Independence, Responsibility, and Longevity: Emily Windsor on Life at the Self-Employed Bar

The career structure that most professionals inhabit — employment, teams, managed workloads — is largely absent from the world of barristers. For those who practise at the self-employed Bar, independence is not a perk but a defining condition of the work. Emily Windsor, a chancery barrister who has also served as a Judge, has examined that structure with the candour of someone who has lived it for decades.

Windsor’s chancery practice covers the full cycle of legal work: advising clients, building cases, and appearing in court to argue them. The client base she works with is notably varied — agricultural businesses and household-name companies sit alongside one another on her desk — and she finds that variety genuinely engaging. What connects every matter is the same intellectual demand: think clearly about a complex problem and find the most useful path through it.

The professional structure underpinning that work is self-employment within a set of Chambers. Windsor describes this arrangement as offering a meaningful combination of independence and community. She operates her own practice, organises her own time, and takes personal responsibility for the outcomes she delivers. Alongside that, Chambers provides a working environment with real social and professional substance: colleagues to consult, support when things are difficult, and the kind of human texture that makes a working life sustainable.

But Windsor does not soften the demands that the self-employed model places on those who choose it. Most barristers carry their cases alone. There is no team to share the weight of a difficult matter. The result is a level of personal accountability that Windsor experiences as constant — she thinks about her clients outside working hours, and acknowledges that the responsibility that comes with independent practice does weigh on her at times.

Technology has also changed what self-employment can look like in practice. Legal resources that previously required physical access to a library are now available from a laptop at home, at any hour. Working remotely for extended periods is now genuinely viable for a practitioner who needs to. Windsor regards this as a meaningful development — particularly for anyone managing responsibilities outside their professional life.

The Bar’s relationship with professional seniority is also worth noting. Windsor observes that barristers in their sixties and seventies are often among the most respected and sought-after practitioners in their fields.
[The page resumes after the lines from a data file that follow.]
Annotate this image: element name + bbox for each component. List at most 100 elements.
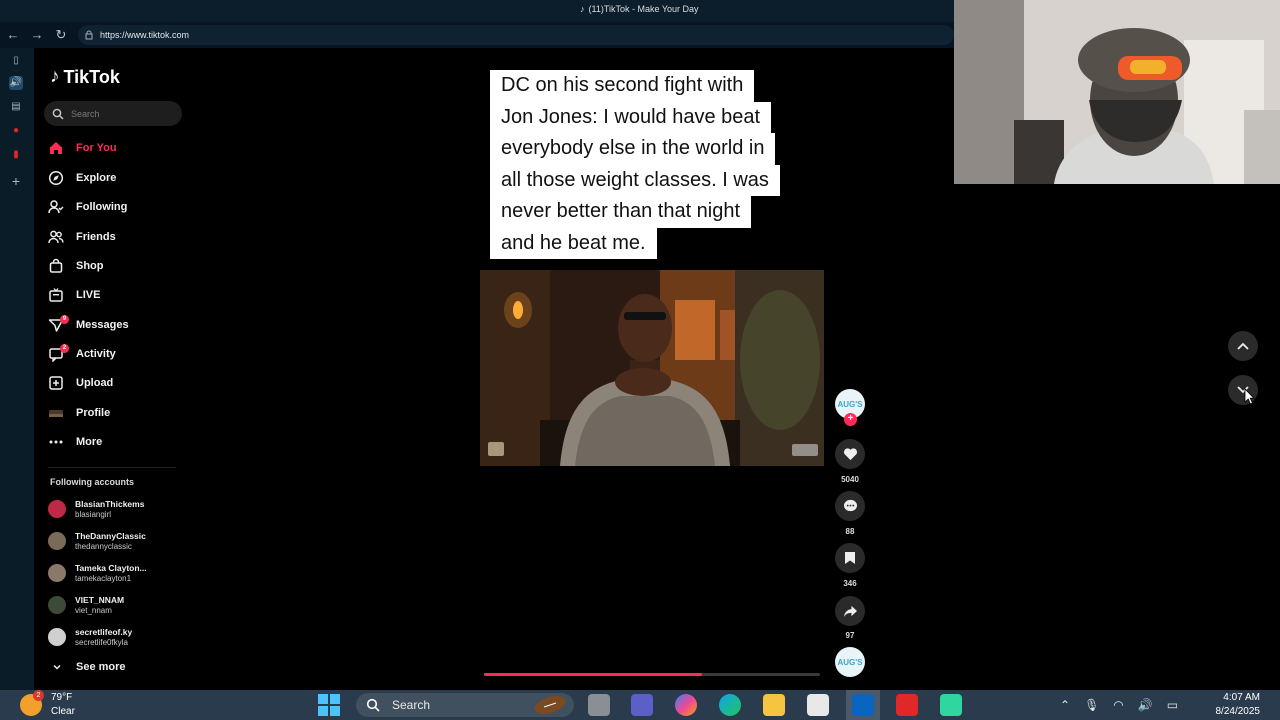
- nav-explore[interactable]: Explore: [48, 167, 116, 189]
- nav-friends[interactable]: Friends: [48, 226, 116, 248]
- browser-sidebar: [0, 48, 34, 690]
- file-explorer-icon[interactable]: [763, 694, 785, 716]
- collections-icon[interactable]: ▤: [9, 100, 23, 114]
- chevron-up-icon[interactable]: ⌃: [1060, 698, 1070, 712]
- taskbar-search[interactable]: Search: [356, 693, 574, 717]
- nav-label: Following: [76, 201, 128, 213]
- live-icon: [49, 288, 63, 302]
- upload-icon: [49, 376, 63, 390]
- account-item[interactable]: VIET_NNAM viet_nnam: [48, 590, 124, 620]
- nav-shop[interactable]: Shop: [48, 255, 104, 277]
- nav-activity[interactable]: 2 Activity: [48, 343, 116, 365]
- clock-time[interactable]: 4:07 AM: [1206, 692, 1260, 703]
- add-tab-icon[interactable]: +: [9, 174, 23, 188]
- search-input[interactable]: Search: [44, 101, 182, 126]
- following-icon: [48, 200, 64, 214]
- like-count: 5040: [841, 475, 859, 484]
- forward-arrow-icon[interactable]: →: [29, 27, 45, 43]
- account-name: VIET_NNAM: [75, 594, 125, 605]
- see-more-button[interactable]: See more: [52, 661, 126, 673]
- friends-icon: [48, 230, 64, 244]
- nav-label: Messages: [76, 319, 129, 331]
- more-icon: [49, 440, 63, 444]
- nav-profile[interactable]: Profile: [48, 402, 110, 424]
- weather-condition: Clear: [51, 706, 75, 717]
- nav-label: Shop: [76, 260, 104, 272]
- follow-plus-icon[interactable]: +: [844, 413, 857, 426]
- account-handle: secretlife0fkyla: [75, 637, 128, 647]
- comment-icon: [843, 499, 857, 512]
- football-icon: [534, 695, 566, 715]
- audio-tab-icon[interactable]: 🔊: [9, 76, 23, 90]
- nav-for-you[interactable]: For You: [48, 137, 117, 159]
- sidebar-divider: [48, 467, 176, 468]
- tiktok-logo[interactable]: ♪ TikTok: [50, 66, 120, 88]
- wifi-icon[interactable]: ◠: [1113, 698, 1123, 712]
- account-item[interactable]: Tameka Clayton... tamekaclayton1: [48, 558, 147, 588]
- reload-icon[interactable]: ↻: [53, 27, 69, 43]
- heart-icon: [843, 448, 857, 461]
- save-button[interactable]: [835, 543, 865, 573]
- video-player[interactable]: [480, 270, 824, 466]
- caption-line: never better than that night: [490, 196, 752, 228]
- volume-icon[interactable]: 🔊: [1138, 698, 1153, 712]
- nav-label: Upload: [76, 377, 114, 389]
- compass-icon: [48, 170, 64, 186]
- video-progress-fill: [484, 673, 703, 676]
- nav-upload[interactable]: Upload: [48, 372, 113, 394]
- search-placeholder: Search: [71, 108, 100, 119]
- following-accounts-heading: Following accounts: [50, 477, 135, 487]
- edge-browser-icon[interactable]: [719, 694, 741, 716]
- browser-tab[interactable]: ♪ (11)TikTok - Make Your Day: [580, 4, 699, 14]
- previous-video-button[interactable]: [1228, 331, 1258, 361]
- account-item[interactable]: secretlifeof.ky secretlife0fkyla: [48, 622, 132, 652]
- nav-label: Profile: [76, 407, 111, 419]
- share-button[interactable]: [835, 596, 865, 626]
- clock-date[interactable]: 8/24/2025: [1200, 706, 1261, 717]
- youtube-tab-icon[interactable]: ●: [9, 124, 23, 138]
- account-avatar: [48, 628, 66, 646]
- sound-avatar[interactable]: AUG'S: [835, 647, 865, 677]
- nav-messages[interactable]: 9 Messages: [48, 314, 129, 336]
- caption-line: everybody else in the world in: [490, 133, 776, 165]
- account-handle: viet_nnam: [75, 605, 112, 615]
- account-name: BlasianThickems: [75, 498, 145, 509]
- save-count: 346: [843, 579, 857, 588]
- account-item[interactable]: BlasianThickems blasiangirl: [48, 494, 144, 524]
- account-handle: tamekaclayton1: [75, 573, 132, 583]
- app-tab-icon[interactable]: ▮: [9, 148, 23, 162]
- windows-start-icon[interactable]: [318, 694, 340, 716]
- weather-badge: 2: [33, 690, 44, 701]
- account-item[interactable]: TheDannyClassic thedannyclassic: [48, 526, 146, 556]
- nav-live[interactable]: LIVE: [48, 284, 100, 306]
- nav-more[interactable]: More: [48, 431, 102, 453]
- microphone-icon[interactable]: 🎙: [1084, 698, 1099, 712]
- comment-count: 88: [845, 527, 855, 536]
- url-text: https://www.tiktok.com: [100, 30, 190, 40]
- teams-icon[interactable]: [631, 694, 653, 716]
- microsoft-store-icon[interactable]: [807, 694, 829, 716]
- like-button[interactable]: [835, 439, 865, 469]
- back-arrow-icon[interactable]: ←: [5, 27, 21, 43]
- comment-button[interactable]: [835, 491, 865, 521]
- home-icon: [50, 142, 62, 154]
- tabs-icon[interactable]: ▯: [9, 54, 23, 68]
- task-view-icon[interactable]: [588, 694, 610, 716]
- copilot-icon[interactable]: [675, 694, 697, 716]
- caption-line: DC on his second fight with: [490, 70, 755, 102]
- address-bar[interactable]: https://www.tiktok.com: [78, 25, 954, 45]
- account-handle: blasiangirl: [75, 509, 112, 519]
- share-count: 97: [845, 631, 855, 640]
- video-caption: DC on his second fight with Jon Jones: I…: [490, 70, 820, 259]
- outlook-icon[interactable]: [852, 694, 874, 716]
- nav-following[interactable]: Following: [48, 196, 127, 218]
- nav-label: Friends: [76, 231, 116, 243]
- sound-label: AUG'S: [837, 657, 863, 667]
- messages-badge: 9: [60, 315, 69, 324]
- nav-label: LIVE: [76, 289, 101, 301]
- account-avatar: [48, 500, 66, 518]
- battery-icon[interactable]: ▭: [1167, 698, 1178, 712]
- youtube-app-icon[interactable]: [896, 694, 918, 716]
- chat-app-icon[interactable]: [940, 694, 962, 716]
- share-arrow-icon: [843, 605, 857, 617]
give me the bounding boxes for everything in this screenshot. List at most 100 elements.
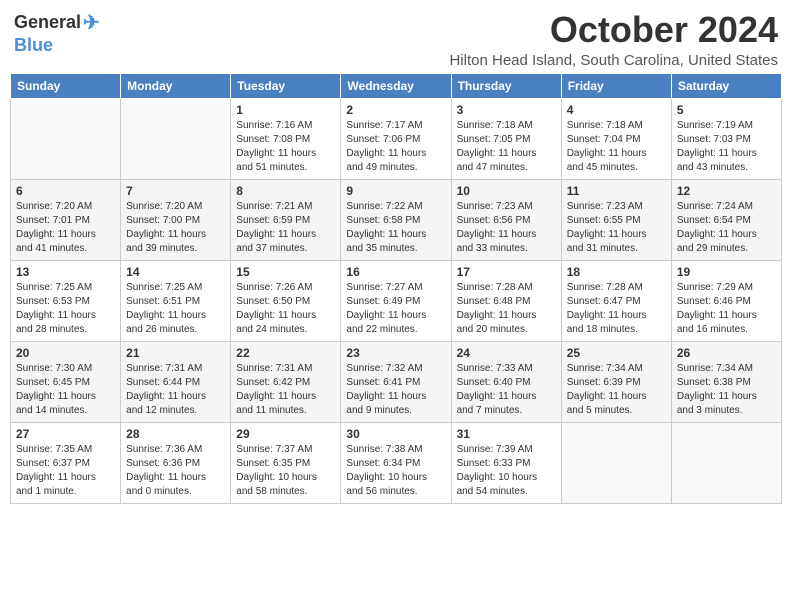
calendar-cell: 16 Sunrise: 7:27 AM Sunset: 6:49 PM Dayli… bbox=[341, 260, 451, 341]
calendar-cell: 14Sunrise: 7:25 AM Sunset: 6:51 PM Dayli… bbox=[121, 260, 231, 341]
day-number: 30 bbox=[346, 427, 445, 441]
day-number: 14 bbox=[126, 265, 225, 279]
day-number: 5 bbox=[677, 103, 776, 117]
calendar-cell: 5 Sunrise: 7:19 AM Sunset: 7:03 PM Daylig… bbox=[671, 98, 781, 179]
calendar-cell bbox=[121, 98, 231, 179]
calendar-cell: 27 Sunrise: 7:35 AM Sunset: 6:37 PM Dayli… bbox=[11, 422, 121, 503]
day-info: Sunrise: 7:28 AM Sunset: 6:47 PM Dayligh… bbox=[567, 281, 666, 337]
calendar-cell bbox=[11, 98, 121, 179]
page-header: General ✈ Blue October 2024 Hilton Head … bbox=[10, 10, 782, 69]
calendar-cell: 29Sunrise: 7:37 AM Sunset: 6:35 PM Dayli… bbox=[231, 422, 341, 503]
calendar-cell: 7 Sunrise: 7:20 AM Sunset: 7:00 PM Daylig… bbox=[121, 179, 231, 260]
day-number: 28 bbox=[126, 427, 225, 441]
calendar-cell: 11Sunrise: 7:23 AM Sunset: 6:55 PM Dayli… bbox=[561, 179, 671, 260]
month-title: October 2024 bbox=[449, 10, 778, 50]
day-number: 1 bbox=[236, 103, 335, 117]
calendar-cell: 12Sunrise: 7:24 AM Sunset: 6:54 PM Dayli… bbox=[671, 179, 781, 260]
day-info: Sunrise: 7:34 AM Sunset: 6:38 PM Dayligh… bbox=[677, 362, 776, 418]
day-number: 25 bbox=[567, 346, 666, 360]
logo-icon: ✈ bbox=[83, 10, 100, 35]
day-number: 7 bbox=[126, 184, 225, 198]
weekday-header: Thursday bbox=[451, 73, 561, 98]
logo-blue: Blue bbox=[14, 35, 53, 56]
day-info: Sunrise: 7:20 AM Sunset: 7:00 PM Dayligh… bbox=[126, 200, 225, 256]
day-number: 9 bbox=[346, 184, 445, 198]
day-number: 13 bbox=[16, 265, 115, 279]
weekday-header: Wednesday bbox=[341, 73, 451, 98]
logo-general: General bbox=[14, 12, 81, 33]
day-number: 18 bbox=[567, 265, 666, 279]
weekday-header: Sunday bbox=[11, 73, 121, 98]
weekday-header-row: SundayMondayTuesdayWednesdayThursdayFrid… bbox=[11, 73, 782, 98]
title-block: October 2024 Hilton Head Island, South C… bbox=[449, 10, 778, 69]
calendar-cell: 10 Sunrise: 7:23 AM Sunset: 6:56 PM Dayli… bbox=[451, 179, 561, 260]
calendar-cell: 1 Sunrise: 7:16 AM Sunset: 7:08 PM Daylig… bbox=[231, 98, 341, 179]
calendar-cell: 17Sunrise: 7:28 AM Sunset: 6:48 PM Dayli… bbox=[451, 260, 561, 341]
day-info: Sunrise: 7:21 AM Sunset: 6:59 PM Dayligh… bbox=[236, 200, 335, 256]
day-number: 2 bbox=[346, 103, 445, 117]
weekday-header: Monday bbox=[121, 73, 231, 98]
calendar-cell: 28 Sunrise: 7:36 AM Sunset: 6:36 PM Dayli… bbox=[121, 422, 231, 503]
day-number: 16 bbox=[346, 265, 445, 279]
day-number: 22 bbox=[236, 346, 335, 360]
day-info: Sunrise: 7:25 AM Sunset: 6:53 PM Dayligh… bbox=[16, 281, 115, 337]
day-number: 6 bbox=[16, 184, 115, 198]
day-info: Sunrise: 7:39 AM Sunset: 6:33 PM Dayligh… bbox=[457, 443, 556, 499]
calendar-week-row: 20Sunrise: 7:30 AM Sunset: 6:45 PM Dayli… bbox=[11, 341, 782, 422]
calendar-week-row: 27 Sunrise: 7:35 AM Sunset: 6:37 PM Dayli… bbox=[11, 422, 782, 503]
calendar-cell bbox=[671, 422, 781, 503]
calendar-week-row: 13 Sunrise: 7:25 AM Sunset: 6:53 PM Dayli… bbox=[11, 260, 782, 341]
day-info: Sunrise: 7:23 AM Sunset: 6:55 PM Dayligh… bbox=[567, 200, 666, 256]
weekday-header: Friday bbox=[561, 73, 671, 98]
day-number: 10 bbox=[457, 184, 556, 198]
day-info: Sunrise: 7:16 AM Sunset: 7:08 PM Dayligh… bbox=[236, 119, 335, 175]
calendar-cell: 19Sunrise: 7:29 AM Sunset: 6:46 PM Dayli… bbox=[671, 260, 781, 341]
calendar-cell bbox=[561, 422, 671, 503]
day-info: Sunrise: 7:29 AM Sunset: 6:46 PM Dayligh… bbox=[677, 281, 776, 337]
calendar-cell: 26 Sunrise: 7:34 AM Sunset: 6:38 PM Dayli… bbox=[671, 341, 781, 422]
day-info: Sunrise: 7:34 AM Sunset: 6:39 PM Dayligh… bbox=[567, 362, 666, 418]
day-number: 4 bbox=[567, 103, 666, 117]
calendar-cell: 25 Sunrise: 7:34 AM Sunset: 6:39 PM Dayli… bbox=[561, 341, 671, 422]
calendar-cell: 20Sunrise: 7:30 AM Sunset: 6:45 PM Dayli… bbox=[11, 341, 121, 422]
weekday-header: Saturday bbox=[671, 73, 781, 98]
day-info: Sunrise: 7:35 AM Sunset: 6:37 PM Dayligh… bbox=[16, 443, 115, 499]
day-info: Sunrise: 7:30 AM Sunset: 6:45 PM Dayligh… bbox=[16, 362, 115, 418]
day-number: 15 bbox=[236, 265, 335, 279]
calendar-cell: 13 Sunrise: 7:25 AM Sunset: 6:53 PM Dayli… bbox=[11, 260, 121, 341]
day-number: 26 bbox=[677, 346, 776, 360]
calendar-cell: 3 Sunrise: 7:18 AM Sunset: 7:05 PM Daylig… bbox=[451, 98, 561, 179]
day-info: Sunrise: 7:18 AM Sunset: 7:05 PM Dayligh… bbox=[457, 119, 556, 175]
day-info: Sunrise: 7:36 AM Sunset: 6:36 PM Dayligh… bbox=[126, 443, 225, 499]
day-number: 21 bbox=[126, 346, 225, 360]
day-number: 3 bbox=[457, 103, 556, 117]
calendar-table: SundayMondayTuesdayWednesdayThursdayFrid… bbox=[10, 73, 782, 504]
calendar-cell: 9 Sunrise: 7:22 AM Sunset: 6:58 PM Daylig… bbox=[341, 179, 451, 260]
calendar-cell: 6 Sunrise: 7:20 AM Sunset: 7:01 PM Daylig… bbox=[11, 179, 121, 260]
day-number: 27 bbox=[16, 427, 115, 441]
day-number: 31 bbox=[457, 427, 556, 441]
day-info: Sunrise: 7:22 AM Sunset: 6:58 PM Dayligh… bbox=[346, 200, 445, 256]
day-info: Sunrise: 7:33 AM Sunset: 6:40 PM Dayligh… bbox=[457, 362, 556, 418]
day-info: Sunrise: 7:28 AM Sunset: 6:48 PM Dayligh… bbox=[457, 281, 556, 337]
calendar-cell: 4Sunrise: 7:18 AM Sunset: 7:04 PM Daylig… bbox=[561, 98, 671, 179]
calendar-cell: 18 Sunrise: 7:28 AM Sunset: 6:47 PM Dayli… bbox=[561, 260, 671, 341]
logo: General ✈ Blue bbox=[14, 10, 100, 56]
day-info: Sunrise: 7:24 AM Sunset: 6:54 PM Dayligh… bbox=[677, 200, 776, 256]
day-info: Sunrise: 7:20 AM Sunset: 7:01 PM Dayligh… bbox=[16, 200, 115, 256]
calendar-cell: 23Sunrise: 7:32 AM Sunset: 6:41 PM Dayli… bbox=[341, 341, 451, 422]
calendar-week-row: 1 Sunrise: 7:16 AM Sunset: 7:08 PM Daylig… bbox=[11, 98, 782, 179]
calendar-cell: 21Sunrise: 7:31 AM Sunset: 6:44 PM Dayli… bbox=[121, 341, 231, 422]
day-info: Sunrise: 7:31 AM Sunset: 6:42 PM Dayligh… bbox=[236, 362, 335, 418]
day-info: Sunrise: 7:23 AM Sunset: 6:56 PM Dayligh… bbox=[457, 200, 556, 256]
day-number: 24 bbox=[457, 346, 556, 360]
day-info: Sunrise: 7:17 AM Sunset: 7:06 PM Dayligh… bbox=[346, 119, 445, 175]
day-info: Sunrise: 7:27 AM Sunset: 6:49 PM Dayligh… bbox=[346, 281, 445, 337]
calendar-cell: 15Sunrise: 7:26 AM Sunset: 6:50 PM Dayli… bbox=[231, 260, 341, 341]
calendar-cell: 22 Sunrise: 7:31 AM Sunset: 6:42 PM Dayli… bbox=[231, 341, 341, 422]
location-title: Hilton Head Island, South Carolina, Unit… bbox=[449, 52, 778, 69]
calendar-cell: 30Sunrise: 7:38 AM Sunset: 6:34 PM Dayli… bbox=[341, 422, 451, 503]
day-number: 29 bbox=[236, 427, 335, 441]
day-info: Sunrise: 7:32 AM Sunset: 6:41 PM Dayligh… bbox=[346, 362, 445, 418]
day-info: Sunrise: 7:19 AM Sunset: 7:03 PM Dayligh… bbox=[677, 119, 776, 175]
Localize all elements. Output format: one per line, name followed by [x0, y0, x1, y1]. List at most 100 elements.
Age and experience accumulate into authority rather than obsolescence — a dynamic that stands in meaningful contrast to sectors where longevity is treated as a cost rather than an asset.

Windsor herself found, when the subject of retirement came up, that she had no strong inclination to pursue it. Court still gives her energy. Her clients continue to interest her. The work remains rewarding. Her assessment: a happy, fulfilling career, and one she would recommend.